Rafael Mora, o outrora todo-poderoso administrador da Ongoing, foi esta semana ao Parlamento para se explicar na comissão parlamentar de inquérito às perdas do Novo Banco. Mora passou as culpas para o ex-sócio Nuno Vasconcelos, alegando que se afastou do grupo no final de 2014, devido ao “desnorte” da gestão. Com a astúcia e o sentido de humor que lhe são característicos, Rafael Mora admitiu que tal decisão lhe terá valido a imagem de um rato a abandonar um navio a afundar, mas justificou-se dizendo que é católico e que “o suicídio não faz parte da prática”.

Antes de prosseguir, uma declaração de interesses: fui jornalista do extinto “Diário Económico”, detido pela Ongoing, sendo também um entre muitas dezenas de ex-funcionários que, cinco anos depois, têm ainda indemnizações a haver que jamais serão vistas, porque, como Nuno Vasconcelos garante a partir do seu exílio em terras de Vera Cruz, o mesmo “não tem dívidas”. Mas estas circunstâncias pessoais – que aqui exponho por dever de transparência para com os leitores – não condicionam o teor deste artigo.

Na sua audição, Rafael Mora contou que em 2014 (já depois do colapso do BES, que era o grande financiador da Ongoing) se incompatibilizou com Nuno Vasconcelos e argumentou que não tomou parte nas decisões que afundaram o grupo, que era dono de participações acionistas relevantes em empresas como a antiga PT e a Impresa. O gestor espanhol atribuiu a falência da Ongoing a vários “erros” cometidos por Vasconcelos, como a sua luta com Francisco Pinto Balsemão pelo controlo da Impresa, algumas contratações que realizou e a forma como lidou com o colapso do BES e o surgimento do Novo Banco, negando-se a tomar as medidas necessárias para reduzir o elevado endividamento do grupo numa altura em que o desastre era já previsível.

Rafael Mora pode estar certo em muitas destas considerações. Porém, nos anos em que esteve na empresa, sobretudo no tempo em que havia dinheiro a rodos emprestado pelo BES e dividendos milionários da PT, era por muitos visto como o verdadeiro poder por detrás do trono, incluindo pelos adversários e críticos da Ongoing. Justa ou injustamente, Mora era considerado o principal arquiteto de um ambicioso projeto de poder que começara anos antes, na consultora Heidricks & Struggles, e que teria ramificações em várias das principais empresas do PSI20, como as referidas PT e Impresa, a EDP e o BCP.

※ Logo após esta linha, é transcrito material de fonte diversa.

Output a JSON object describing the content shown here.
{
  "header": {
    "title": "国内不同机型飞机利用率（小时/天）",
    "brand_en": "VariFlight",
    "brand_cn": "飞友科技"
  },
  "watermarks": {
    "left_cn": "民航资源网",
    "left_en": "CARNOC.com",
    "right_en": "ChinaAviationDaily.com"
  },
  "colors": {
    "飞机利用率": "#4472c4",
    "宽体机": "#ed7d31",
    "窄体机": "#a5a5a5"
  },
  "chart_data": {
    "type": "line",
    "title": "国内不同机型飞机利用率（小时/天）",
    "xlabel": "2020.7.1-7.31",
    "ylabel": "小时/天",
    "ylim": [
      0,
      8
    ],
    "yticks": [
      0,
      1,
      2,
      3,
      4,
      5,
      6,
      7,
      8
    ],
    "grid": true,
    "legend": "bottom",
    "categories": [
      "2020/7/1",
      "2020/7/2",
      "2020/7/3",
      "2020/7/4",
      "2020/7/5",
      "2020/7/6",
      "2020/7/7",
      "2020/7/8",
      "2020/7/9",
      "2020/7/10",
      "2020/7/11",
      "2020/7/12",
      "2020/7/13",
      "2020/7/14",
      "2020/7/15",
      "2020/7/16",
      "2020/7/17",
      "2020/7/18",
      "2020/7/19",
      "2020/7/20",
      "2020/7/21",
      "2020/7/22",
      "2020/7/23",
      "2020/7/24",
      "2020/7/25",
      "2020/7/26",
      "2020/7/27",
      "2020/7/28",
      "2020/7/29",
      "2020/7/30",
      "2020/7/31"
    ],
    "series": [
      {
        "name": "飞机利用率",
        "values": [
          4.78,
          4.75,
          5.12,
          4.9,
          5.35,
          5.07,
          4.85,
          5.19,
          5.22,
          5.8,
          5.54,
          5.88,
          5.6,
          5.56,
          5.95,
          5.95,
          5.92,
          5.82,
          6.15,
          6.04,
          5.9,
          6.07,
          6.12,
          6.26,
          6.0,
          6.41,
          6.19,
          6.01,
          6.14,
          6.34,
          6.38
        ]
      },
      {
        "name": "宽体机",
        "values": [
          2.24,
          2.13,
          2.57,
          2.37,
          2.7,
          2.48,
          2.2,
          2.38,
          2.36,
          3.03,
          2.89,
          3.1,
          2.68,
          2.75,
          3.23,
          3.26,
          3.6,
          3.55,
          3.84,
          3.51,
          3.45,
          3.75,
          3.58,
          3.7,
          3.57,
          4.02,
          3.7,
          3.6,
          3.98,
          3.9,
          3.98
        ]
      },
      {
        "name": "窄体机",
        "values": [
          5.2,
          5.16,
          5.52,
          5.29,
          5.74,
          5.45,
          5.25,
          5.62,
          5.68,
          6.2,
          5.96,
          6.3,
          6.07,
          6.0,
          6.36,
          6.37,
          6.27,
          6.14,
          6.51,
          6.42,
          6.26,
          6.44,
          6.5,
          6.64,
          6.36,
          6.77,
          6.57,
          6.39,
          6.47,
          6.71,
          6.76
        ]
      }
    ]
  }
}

Esta perceção quase generalizada do gestor como o homem forte da Ongoing poderá, evidentemente, não corresponder inteiramente à verdade. Talvez Nuno Vasconcelos tivesse afinal mais poder do que o alegado poder que estaria por detrás do (seu) trono. Talvez o trono nem fosse seu e tanto Vasconcelos como Mora fossem meros instrumentos de terceiros. Ou talvez tenha sido um pouco disto tudo e a responsabilidade pelo colapso da Ongoing, pelo fim do “Diário Económico” e por todos os prejuízos causados a trabalhadores, credores e contribuintes seja partilhada por Vasconcelos, Mora e quem lhes colocou nas mãos mais de mil milhões de euros para tentar controlar meios de comunicação e importantes centros de decisão da economia nacional, no âmbito de uma estratégia mais abrangente que, durante anos, contou com a bênção ou mesmo a cumplicidade do poder político.

Napoleão dizia que a História é um mito no qual os homens concordam em acreditar. Mora, que não sendo corso tem o seu quê de estratega, terá alimentado o mito à sua volta enquanto tal lhe foi conveniente, para a partir de certa altura tentar passar a imagem contrária. Aparentemente, o seu ‘catolicismo’ é do tipo festivo, que celebra a Ressurreição e o Pentecostes, não a culpa e a penitência. Não sabemos se Vasconcelos também se considera “católico”, mas não consta que esteja a expiar pecados lá pelas terras do samba.